アメリカ大統領が個人を名指しで批判する事態は大きな波紋を生んだ。この発言を受け、ウォリアーズはトランプ大統領の方から招待を撤回したという事実を発表すると、NBAコミッショナーのアダム・シルバーも、ウォリアーズの選手たちが自身の政治的な考えを積極的に表明していることを「誇りに思う」との言葉で支持する声明を発表した。

さらにはカリーのライバル、キャバリアーズのレブロン・ジェームズも躊躇することなくカリーを擁護した。レブロンは明らかに怒っており、トランプ大統領を直接的な表現で批判した。「ステフは以前から行かないと言っていた。つまり招待するかどうかの話じゃない。
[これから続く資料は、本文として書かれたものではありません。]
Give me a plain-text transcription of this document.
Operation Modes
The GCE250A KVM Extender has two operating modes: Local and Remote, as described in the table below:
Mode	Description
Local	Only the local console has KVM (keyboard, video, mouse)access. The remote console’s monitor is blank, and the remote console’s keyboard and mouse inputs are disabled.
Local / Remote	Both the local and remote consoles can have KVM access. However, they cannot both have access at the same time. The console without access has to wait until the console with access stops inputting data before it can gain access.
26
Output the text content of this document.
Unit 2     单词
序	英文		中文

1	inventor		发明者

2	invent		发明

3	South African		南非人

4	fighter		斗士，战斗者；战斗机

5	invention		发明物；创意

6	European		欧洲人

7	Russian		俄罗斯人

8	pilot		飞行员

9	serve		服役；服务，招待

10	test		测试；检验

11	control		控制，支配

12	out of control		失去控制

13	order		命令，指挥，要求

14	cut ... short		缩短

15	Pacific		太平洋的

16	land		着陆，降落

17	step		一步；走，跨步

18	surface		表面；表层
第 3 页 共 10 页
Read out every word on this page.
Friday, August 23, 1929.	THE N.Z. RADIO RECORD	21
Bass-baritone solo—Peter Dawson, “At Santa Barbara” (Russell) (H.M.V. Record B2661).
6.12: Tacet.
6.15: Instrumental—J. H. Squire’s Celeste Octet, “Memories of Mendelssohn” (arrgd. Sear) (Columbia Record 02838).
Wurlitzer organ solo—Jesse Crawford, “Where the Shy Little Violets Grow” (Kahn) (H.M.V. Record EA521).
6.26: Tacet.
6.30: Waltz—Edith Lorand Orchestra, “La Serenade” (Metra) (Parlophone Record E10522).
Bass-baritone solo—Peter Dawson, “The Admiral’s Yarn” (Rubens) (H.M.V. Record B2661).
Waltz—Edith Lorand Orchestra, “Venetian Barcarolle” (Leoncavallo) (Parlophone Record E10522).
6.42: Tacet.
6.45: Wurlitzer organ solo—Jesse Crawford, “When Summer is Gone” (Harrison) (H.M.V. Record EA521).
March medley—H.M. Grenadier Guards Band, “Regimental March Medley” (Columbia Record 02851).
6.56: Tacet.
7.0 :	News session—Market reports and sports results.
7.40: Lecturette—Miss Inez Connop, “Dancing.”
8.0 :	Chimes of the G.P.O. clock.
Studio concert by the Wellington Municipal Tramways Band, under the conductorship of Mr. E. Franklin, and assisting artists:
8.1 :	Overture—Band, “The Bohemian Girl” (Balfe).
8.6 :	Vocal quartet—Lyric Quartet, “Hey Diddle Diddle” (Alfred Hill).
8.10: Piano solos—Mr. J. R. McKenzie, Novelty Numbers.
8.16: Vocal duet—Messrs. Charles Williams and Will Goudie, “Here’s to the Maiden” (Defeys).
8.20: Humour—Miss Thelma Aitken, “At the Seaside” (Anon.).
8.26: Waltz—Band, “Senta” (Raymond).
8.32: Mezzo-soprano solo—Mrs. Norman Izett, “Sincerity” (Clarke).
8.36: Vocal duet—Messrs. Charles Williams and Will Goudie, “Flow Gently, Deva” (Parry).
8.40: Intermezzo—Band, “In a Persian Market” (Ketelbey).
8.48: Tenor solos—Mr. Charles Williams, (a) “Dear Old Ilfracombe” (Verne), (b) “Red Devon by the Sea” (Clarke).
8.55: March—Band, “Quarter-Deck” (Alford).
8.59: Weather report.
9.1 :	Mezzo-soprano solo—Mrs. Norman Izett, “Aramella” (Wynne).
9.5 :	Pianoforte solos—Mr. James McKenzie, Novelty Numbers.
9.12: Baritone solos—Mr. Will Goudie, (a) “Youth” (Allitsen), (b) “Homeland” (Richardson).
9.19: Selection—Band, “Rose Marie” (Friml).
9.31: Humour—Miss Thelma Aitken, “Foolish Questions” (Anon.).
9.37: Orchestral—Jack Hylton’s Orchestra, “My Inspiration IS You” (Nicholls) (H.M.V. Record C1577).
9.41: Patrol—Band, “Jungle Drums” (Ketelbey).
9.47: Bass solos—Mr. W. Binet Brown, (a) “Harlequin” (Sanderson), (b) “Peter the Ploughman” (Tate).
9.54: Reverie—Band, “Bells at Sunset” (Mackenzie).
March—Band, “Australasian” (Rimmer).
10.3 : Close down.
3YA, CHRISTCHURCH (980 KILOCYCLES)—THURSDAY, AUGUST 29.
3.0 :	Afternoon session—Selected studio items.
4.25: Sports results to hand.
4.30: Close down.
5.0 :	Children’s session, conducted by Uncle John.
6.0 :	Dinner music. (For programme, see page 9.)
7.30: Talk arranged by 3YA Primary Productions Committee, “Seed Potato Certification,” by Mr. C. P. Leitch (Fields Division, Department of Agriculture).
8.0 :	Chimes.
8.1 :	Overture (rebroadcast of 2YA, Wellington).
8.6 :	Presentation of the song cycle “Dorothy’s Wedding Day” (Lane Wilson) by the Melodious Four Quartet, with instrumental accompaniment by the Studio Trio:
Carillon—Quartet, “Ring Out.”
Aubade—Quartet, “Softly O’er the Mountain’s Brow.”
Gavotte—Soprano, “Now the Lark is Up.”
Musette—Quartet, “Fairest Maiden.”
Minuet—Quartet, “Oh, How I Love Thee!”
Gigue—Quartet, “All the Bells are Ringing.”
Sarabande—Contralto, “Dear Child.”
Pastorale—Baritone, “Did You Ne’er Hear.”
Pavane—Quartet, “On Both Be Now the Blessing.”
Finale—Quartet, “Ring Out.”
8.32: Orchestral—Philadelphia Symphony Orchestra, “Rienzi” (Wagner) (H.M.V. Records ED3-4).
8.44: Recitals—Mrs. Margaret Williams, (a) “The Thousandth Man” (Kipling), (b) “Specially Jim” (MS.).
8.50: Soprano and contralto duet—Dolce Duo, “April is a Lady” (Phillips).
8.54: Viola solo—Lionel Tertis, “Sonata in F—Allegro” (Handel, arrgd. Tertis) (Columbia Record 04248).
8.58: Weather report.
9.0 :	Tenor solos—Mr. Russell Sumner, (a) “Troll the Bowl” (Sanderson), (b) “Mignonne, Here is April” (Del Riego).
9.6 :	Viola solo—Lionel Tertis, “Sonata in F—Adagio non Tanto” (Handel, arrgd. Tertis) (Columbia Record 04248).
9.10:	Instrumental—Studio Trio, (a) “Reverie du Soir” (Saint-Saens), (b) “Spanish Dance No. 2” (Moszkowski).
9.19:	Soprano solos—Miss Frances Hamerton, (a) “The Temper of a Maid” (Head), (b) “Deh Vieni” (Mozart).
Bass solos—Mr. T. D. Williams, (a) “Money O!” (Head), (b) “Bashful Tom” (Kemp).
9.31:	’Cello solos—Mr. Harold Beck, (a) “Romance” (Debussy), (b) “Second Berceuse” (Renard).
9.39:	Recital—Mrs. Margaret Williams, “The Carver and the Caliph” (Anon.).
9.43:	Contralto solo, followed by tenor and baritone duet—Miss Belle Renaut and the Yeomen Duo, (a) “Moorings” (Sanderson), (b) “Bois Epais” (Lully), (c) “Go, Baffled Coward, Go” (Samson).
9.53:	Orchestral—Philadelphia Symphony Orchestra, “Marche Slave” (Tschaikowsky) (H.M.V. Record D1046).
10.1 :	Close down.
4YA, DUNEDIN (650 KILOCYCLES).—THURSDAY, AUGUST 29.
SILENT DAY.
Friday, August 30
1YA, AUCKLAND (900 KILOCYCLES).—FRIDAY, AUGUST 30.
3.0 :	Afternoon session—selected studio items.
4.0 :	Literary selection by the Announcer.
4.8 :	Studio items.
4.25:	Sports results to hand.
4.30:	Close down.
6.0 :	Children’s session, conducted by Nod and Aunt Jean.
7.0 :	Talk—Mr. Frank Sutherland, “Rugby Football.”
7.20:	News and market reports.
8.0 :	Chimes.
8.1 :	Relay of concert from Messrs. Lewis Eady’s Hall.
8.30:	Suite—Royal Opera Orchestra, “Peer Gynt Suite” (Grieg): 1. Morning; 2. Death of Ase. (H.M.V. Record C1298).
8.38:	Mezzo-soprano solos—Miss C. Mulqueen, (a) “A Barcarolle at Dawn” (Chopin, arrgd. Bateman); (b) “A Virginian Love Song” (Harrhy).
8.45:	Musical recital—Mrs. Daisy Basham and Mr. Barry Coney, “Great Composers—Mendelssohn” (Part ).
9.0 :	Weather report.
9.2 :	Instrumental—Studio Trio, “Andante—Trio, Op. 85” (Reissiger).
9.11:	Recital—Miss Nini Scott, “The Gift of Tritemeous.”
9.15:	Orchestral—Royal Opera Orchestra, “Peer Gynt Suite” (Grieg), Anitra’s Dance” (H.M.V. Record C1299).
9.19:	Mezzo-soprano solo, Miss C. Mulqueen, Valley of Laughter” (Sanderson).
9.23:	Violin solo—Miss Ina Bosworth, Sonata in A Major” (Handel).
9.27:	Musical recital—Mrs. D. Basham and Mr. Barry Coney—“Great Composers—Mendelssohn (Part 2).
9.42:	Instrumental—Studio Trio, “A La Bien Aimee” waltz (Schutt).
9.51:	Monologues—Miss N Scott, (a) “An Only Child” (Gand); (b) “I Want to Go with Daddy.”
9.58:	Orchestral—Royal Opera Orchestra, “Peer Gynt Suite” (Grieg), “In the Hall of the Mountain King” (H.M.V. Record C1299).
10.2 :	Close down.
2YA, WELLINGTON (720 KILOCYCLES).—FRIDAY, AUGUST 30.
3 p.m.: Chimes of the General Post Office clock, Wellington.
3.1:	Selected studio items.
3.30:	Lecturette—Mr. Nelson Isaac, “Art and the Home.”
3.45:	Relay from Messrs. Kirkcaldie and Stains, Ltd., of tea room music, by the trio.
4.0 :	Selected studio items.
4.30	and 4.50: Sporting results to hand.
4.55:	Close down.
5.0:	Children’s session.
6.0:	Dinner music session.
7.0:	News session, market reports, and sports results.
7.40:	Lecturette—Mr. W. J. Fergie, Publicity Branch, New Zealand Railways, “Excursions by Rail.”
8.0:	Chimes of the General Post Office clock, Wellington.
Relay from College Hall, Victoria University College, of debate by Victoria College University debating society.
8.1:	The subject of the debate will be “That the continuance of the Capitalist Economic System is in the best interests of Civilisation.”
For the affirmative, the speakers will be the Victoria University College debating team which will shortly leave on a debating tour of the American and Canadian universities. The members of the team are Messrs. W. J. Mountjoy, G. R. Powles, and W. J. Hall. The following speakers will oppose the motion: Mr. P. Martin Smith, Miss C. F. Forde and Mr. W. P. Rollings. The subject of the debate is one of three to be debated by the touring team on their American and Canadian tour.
そもそも、あんたが現れるまでは、ホワイトハウス訪問は名誉あることだった」

レブロンはその後、『UNINTERRUPTED』に発言の真意を説明する動画を投稿した。NFLの選手たちが試合前の国歌斉唱の際に起立しないことで人種差別に反対する意思表示を続けている行動について、トランプ大統領が「そんな選手は解雇されるべき」と、チームオーナーに向けて発言したことについても触れ「大統領はスポーツを使ってアメリカを分断しようとしている。選手たちは自分たちの権利を主張しているだけで、これは正しい発言とは言えない」と説明した。

『反トランプ』の流れはアメリカのスポーツにまで及び始めた。苦しい思いをして手にした優勝を、国の指導者である大統領に報告することは、アメリカのメジャースポーツで戦う選手たちにとって最高の栄誉だった。だが今回のような前例が生まれてしまった以上、トランプ大統領が退任するまでホワイトハウスを表敬訪問するチームは現れそうにない。